Key Obamacare repeal architect loses re-election bid

Rep. Tom MacArthur, R-N.J., has lost his re-election bid, a contest in which his role crafting a House Republican Obamacare repeal bill became a political liability.

MacArthur was defeated by Democratic challenger Andy Kim, the Associated Press reported. Kim is a national security expert and former diplomat who repeatedly criticized the incumbent over his role in the Obamacare repeal fight.

MacArthur, who has served in the House since 2015, authored a controversial Obamacare replacement compromise that proved to be a double-edged sword for House Republicans.

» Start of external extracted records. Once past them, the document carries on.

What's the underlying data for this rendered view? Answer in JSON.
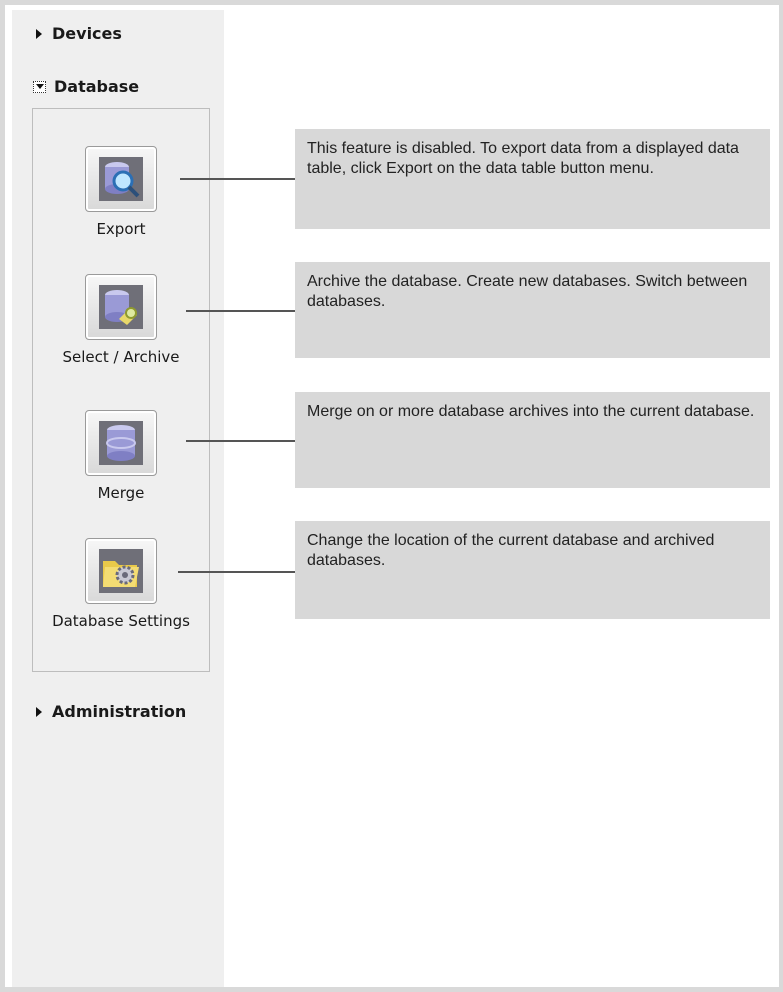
{
  "sidebar": {
    "devices_label": "Devices",
    "database_label": "Database",
    "administration_label": "Administration"
  },
  "tools": {
    "export": {
      "label": "Export",
      "description": "This feature is disabled. To export data from a displayed data table, click Export on the data table button menu."
    },
    "select_archive": {
      "label": "Select / Archive",
      "description": "Archive the database. Create new databases. Switch between databases."
    },
    "merge": {
      "label": "Merge",
      "description": "Merge on or more database archives into the current database."
    },
    "database_settings": {
      "label": "Database Settings",
      "description": "Change the location of the current database and archived databases."
    }
  }
}
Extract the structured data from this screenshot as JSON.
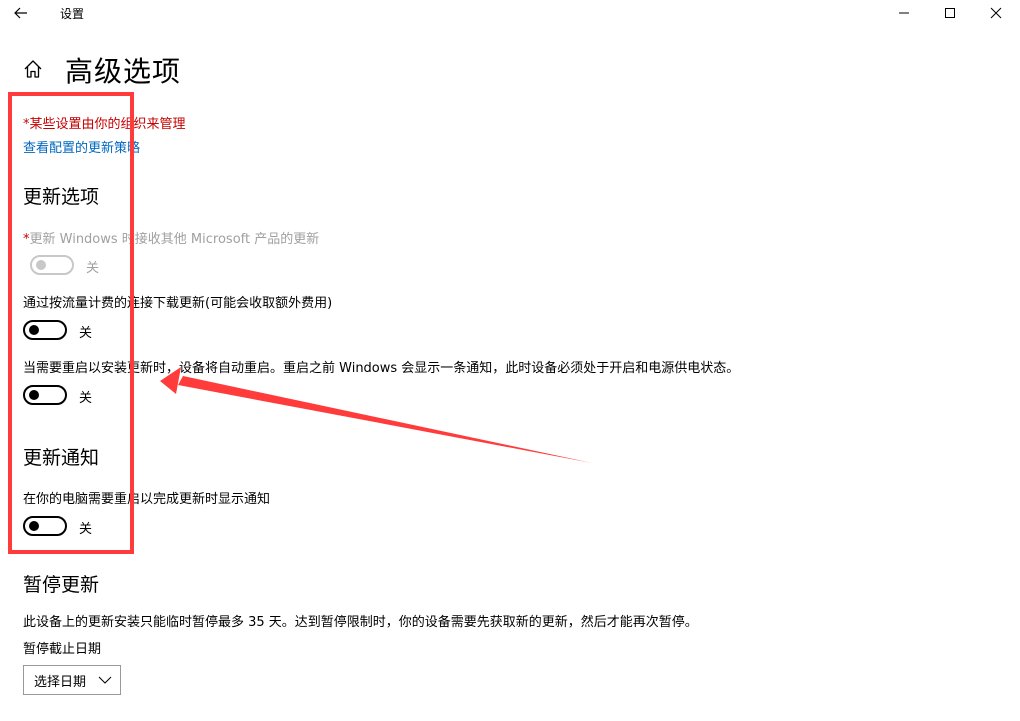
{
  "window": {
    "title": "设置",
    "back_icon": "back-arrow-icon",
    "minimize_icon": "minimize-icon",
    "maximize_icon": "maximize-icon",
    "close_icon": "close-icon"
  },
  "page": {
    "home_icon": "home-icon",
    "title": "高级选项",
    "managed_notice": "*某些设置由你的组织来管理",
    "policy_link": "查看配置的更新策略"
  },
  "update_options": {
    "title": "更新选项",
    "items": [
      {
        "star": "*",
        "label": "更新 Windows 时接收其他 Microsoft 产品的更新",
        "state": "关",
        "disabled": true
      },
      {
        "label": "通过按流量计费的连接下载更新(可能会收取额外费用)",
        "state": "关",
        "disabled": false
      },
      {
        "label": "当需要重启以安装更新时，设备将自动重启。重启之前 Windows 会显示一条通知，此时设备必须处于开启和电源供电状态。",
        "state": "关",
        "disabled": false
      }
    ]
  },
  "update_notifications": {
    "title": "更新通知",
    "items": [
      {
        "label": "在你的电脑需要重启以完成更新时显示通知",
        "state": "关"
      }
    ]
  },
  "pause_updates": {
    "title": "暂停更新",
    "description": "此设备上的更新安装只能临时暂停最多 35 天。达到暂停限制时，你的设备需要先获取新的更新，然后才能再次暂停。",
    "date_label": "暂停截止日期",
    "select_value": "选择日期",
    "select_icon": "chevron-down-icon"
  },
  "annotations": {
    "highlight_color": "#ff3b3b"
  }
}
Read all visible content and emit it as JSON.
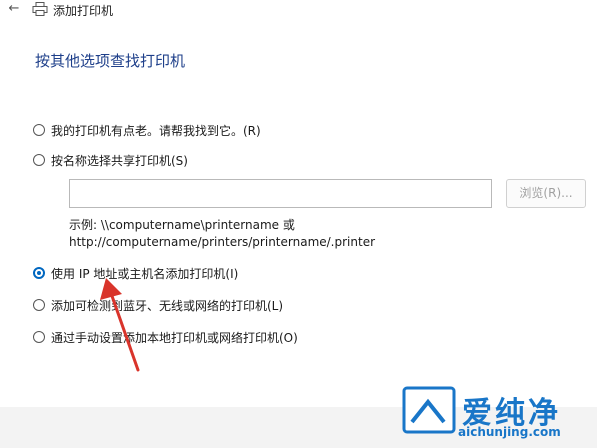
{
  "window": {
    "title": "添加打印机"
  },
  "heading": "按其他选项查找打印机",
  "options": [
    {
      "label": "我的打印机有点老。请帮我找到它。(R)",
      "selected": false
    },
    {
      "label": "按名称选择共享打印机(S)",
      "selected": false
    },
    {
      "label": "使用 IP 地址或主机名添加打印机(I)",
      "selected": true
    },
    {
      "label": "添加可检测到蓝牙、无线或网络的打印机(L)",
      "selected": false
    },
    {
      "label": "通过手动设置添加本地打印机或网络打印机(O)",
      "selected": false
    }
  ],
  "share_input": {
    "value": ""
  },
  "browse_label": "浏览(R)...",
  "example_line1": "示例: \\\\computername\\printername 或",
  "example_line2": "http://computername/printers/printername/.printer",
  "watermark": {
    "name": "爱纯净",
    "url": "aichunjing.com"
  },
  "colors": {
    "accent": "#0067c0",
    "heading": "#1e3f8a",
    "arrow": "#d9342b",
    "watermark": "#1976c8"
  }
}
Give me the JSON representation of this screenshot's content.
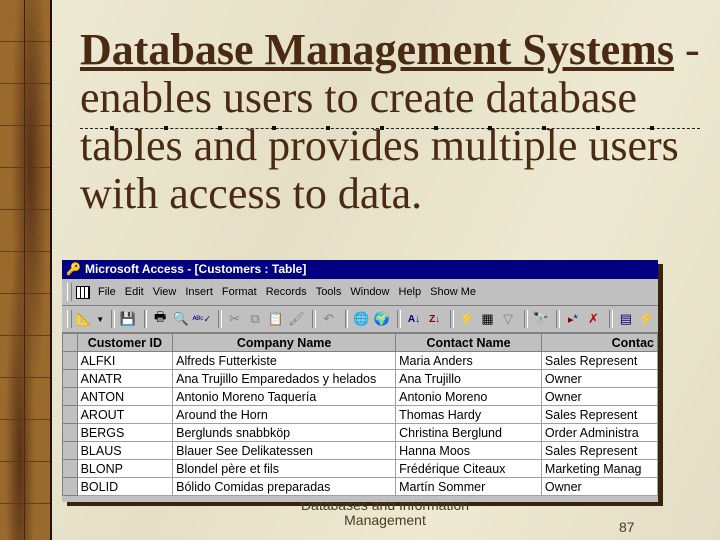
{
  "slide": {
    "heading_term": "Database Management Systems",
    "heading_rest": " - enables users to create database tables and provides multiple users with access to data.",
    "footer_line1": "Databases and Information",
    "footer_line2": "Management",
    "page_number": "87"
  },
  "window": {
    "title": "Microsoft Access - [Customers : Table]",
    "menu": [
      "File",
      "Edit",
      "View",
      "Insert",
      "Format",
      "Records",
      "Tools",
      "Window",
      "Help",
      "Show Me"
    ],
    "toolbar_icons": [
      "design-view",
      "dropdown",
      "save",
      "print",
      "print-preview",
      "spelling",
      "cut",
      "copy",
      "paste",
      "format-painter",
      "undo",
      "insert-hyperlink",
      "web-toolbar",
      "sort-ascending",
      "sort-descending",
      "filter-by-selection",
      "filter-by-form",
      "apply-filter",
      "find",
      "new-record",
      "delete-record",
      "database-window",
      "new-object"
    ]
  },
  "table": {
    "columns": [
      "Customer ID",
      "Company Name",
      "Contact Name",
      "Contac"
    ],
    "rows": [
      [
        "ALFKI",
        "Alfreds Futterkiste",
        "Maria Anders",
        "Sales Represent"
      ],
      [
        "ANATR",
        "Ana Trujillo Emparedados y helados",
        "Ana Trujillo",
        "Owner"
      ],
      [
        "ANTON",
        "Antonio Moreno Taquería",
        "Antonio Moreno",
        "Owner"
      ],
      [
        "AROUT",
        "Around the Horn",
        "Thomas Hardy",
        "Sales Represent"
      ],
      [
        "BERGS",
        "Berglunds snabbköp",
        "Christina Berglund",
        "Order Administra"
      ],
      [
        "BLAUS",
        "Blauer See Delikatessen",
        "Hanna Moos",
        "Sales Represent"
      ],
      [
        "BLONP",
        "Blondel père et fils",
        "Frédérique Citeaux",
        "Marketing Manag"
      ],
      [
        "BOLID",
        "Bólido Comidas preparadas",
        "Martín Sommer",
        "Owner"
      ]
    ]
  }
}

On the one hand, the compromise enabled conservatives in the Freedom Caucus to get on board with Obamacare repeal. The Freedom Caucus rejected an earlier version of the Obamacare repeal bill, called the American Health Care Act, because it did not touch pre-existing condition protections and other insurer regulations, which the group believes are among the biggest drivers of high premiums.

So MacArthur, a former leader of the centrist “Tuesday Group,” authored an amendment to the American Health Care Act that would have allowed states to ignore protections for pre-existing conditions. The compromise worked, and the Freedom Caucus backed the bill, which narrowly passed the House in 2017.

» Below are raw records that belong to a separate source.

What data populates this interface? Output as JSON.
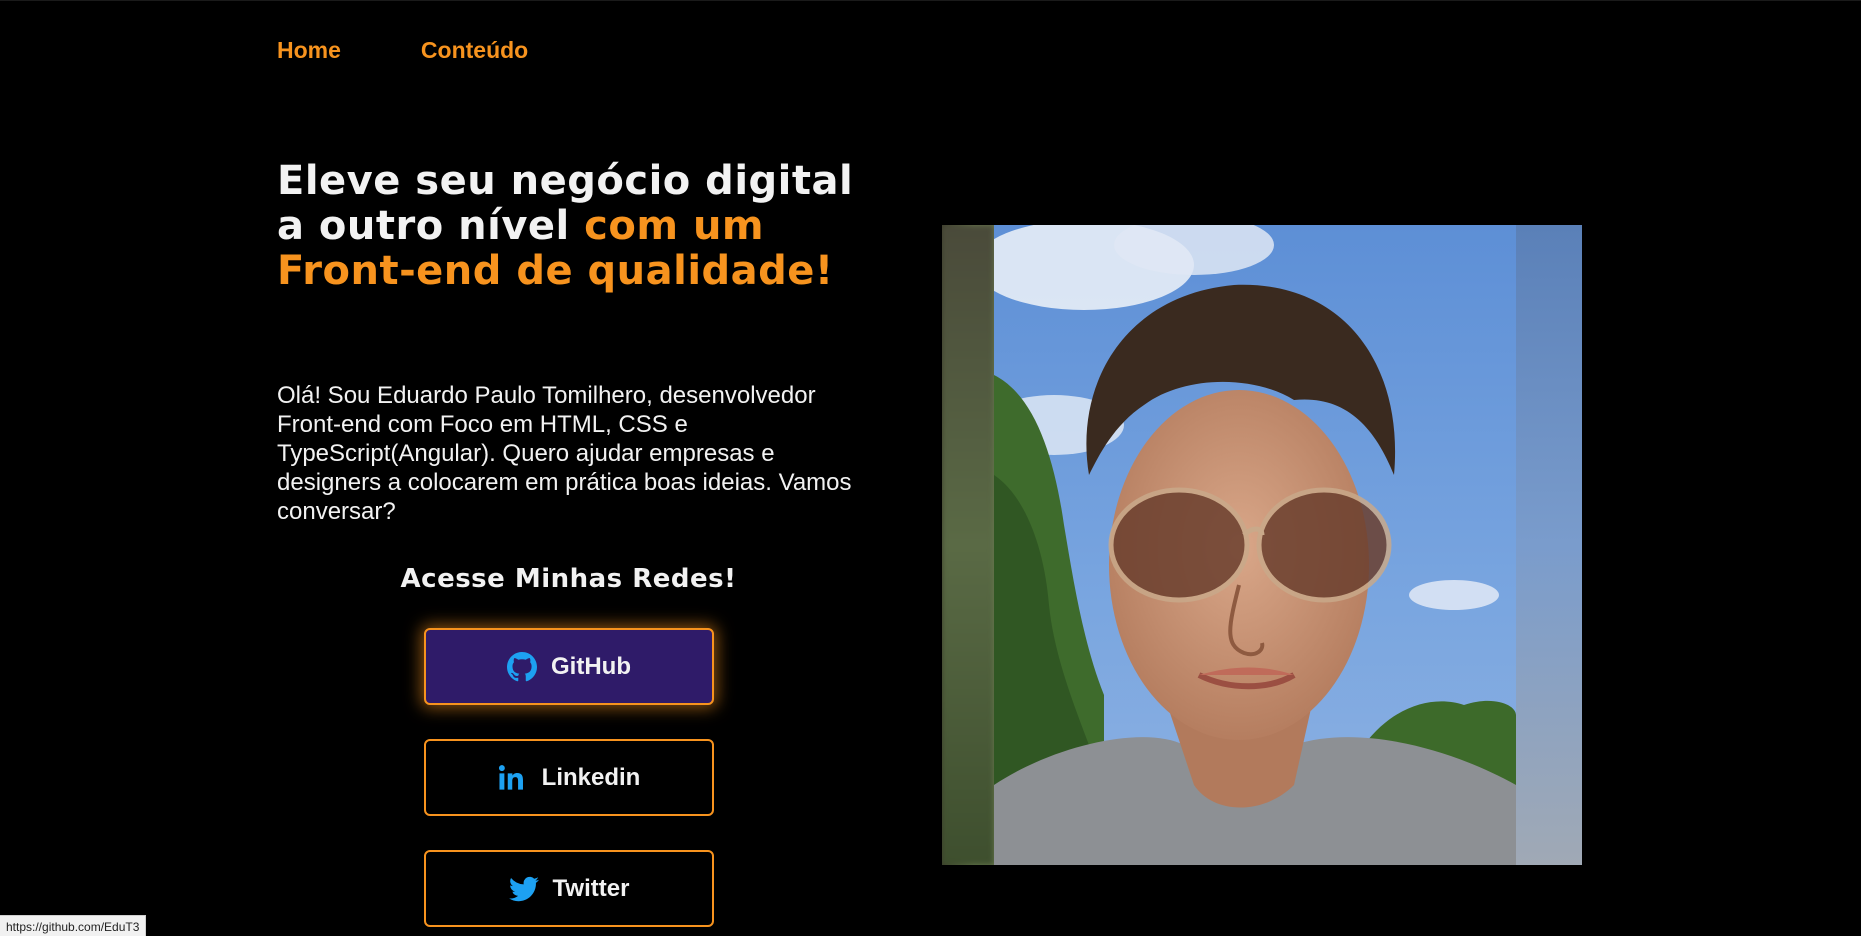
{
  "nav": {
    "items": [
      {
        "label": "Home"
      },
      {
        "label": "Conteúdo"
      }
    ]
  },
  "hero": {
    "title_plain": "Eleve seu negócio digital a outro nível ",
    "title_accent": "com um Front-end de qualidade!",
    "description": "Olá! Sou Eduardo Paulo Tomilhero, desenvolvedor Front-end com Foco em HTML, CSS e TypeScript(Angular). Quero ajudar empresas e designers a colocarem em prática boas ideias. Vamos conversar?"
  },
  "social": {
    "heading": "Acesse Minhas Redes!",
    "buttons": [
      {
        "label": "GitHub",
        "icon": "github-icon",
        "active": true
      },
      {
        "label": "Linkedin",
        "icon": "linkedin-icon",
        "active": false
      },
      {
        "label": "Twitter",
        "icon": "twitter-icon",
        "active": false
      }
    ]
  },
  "photo": {
    "alt": "profile-photo"
  },
  "status_bar": {
    "url": "https://github.com/EduT3"
  },
  "colors": {
    "background": "#000000",
    "accent": "#f7931e",
    "text": "#f2f2f2",
    "active_button": "#2f1b69",
    "icon": "#1da1f2"
  }
}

But the amendment opened up Republicans to scorching attacks from Democrats that they voted to strip protections for people with pre-existing conditions.

The bill never went anywhere in the Senate, which crafted its own Obamacare repeal proposal that failed to advance out of the chamber.

MacArthur also took heat for the Republican tax reform law that passed last year. It included a cap on deductions for state and local taxes, which hit some residents in high-tax states such as New Jersey.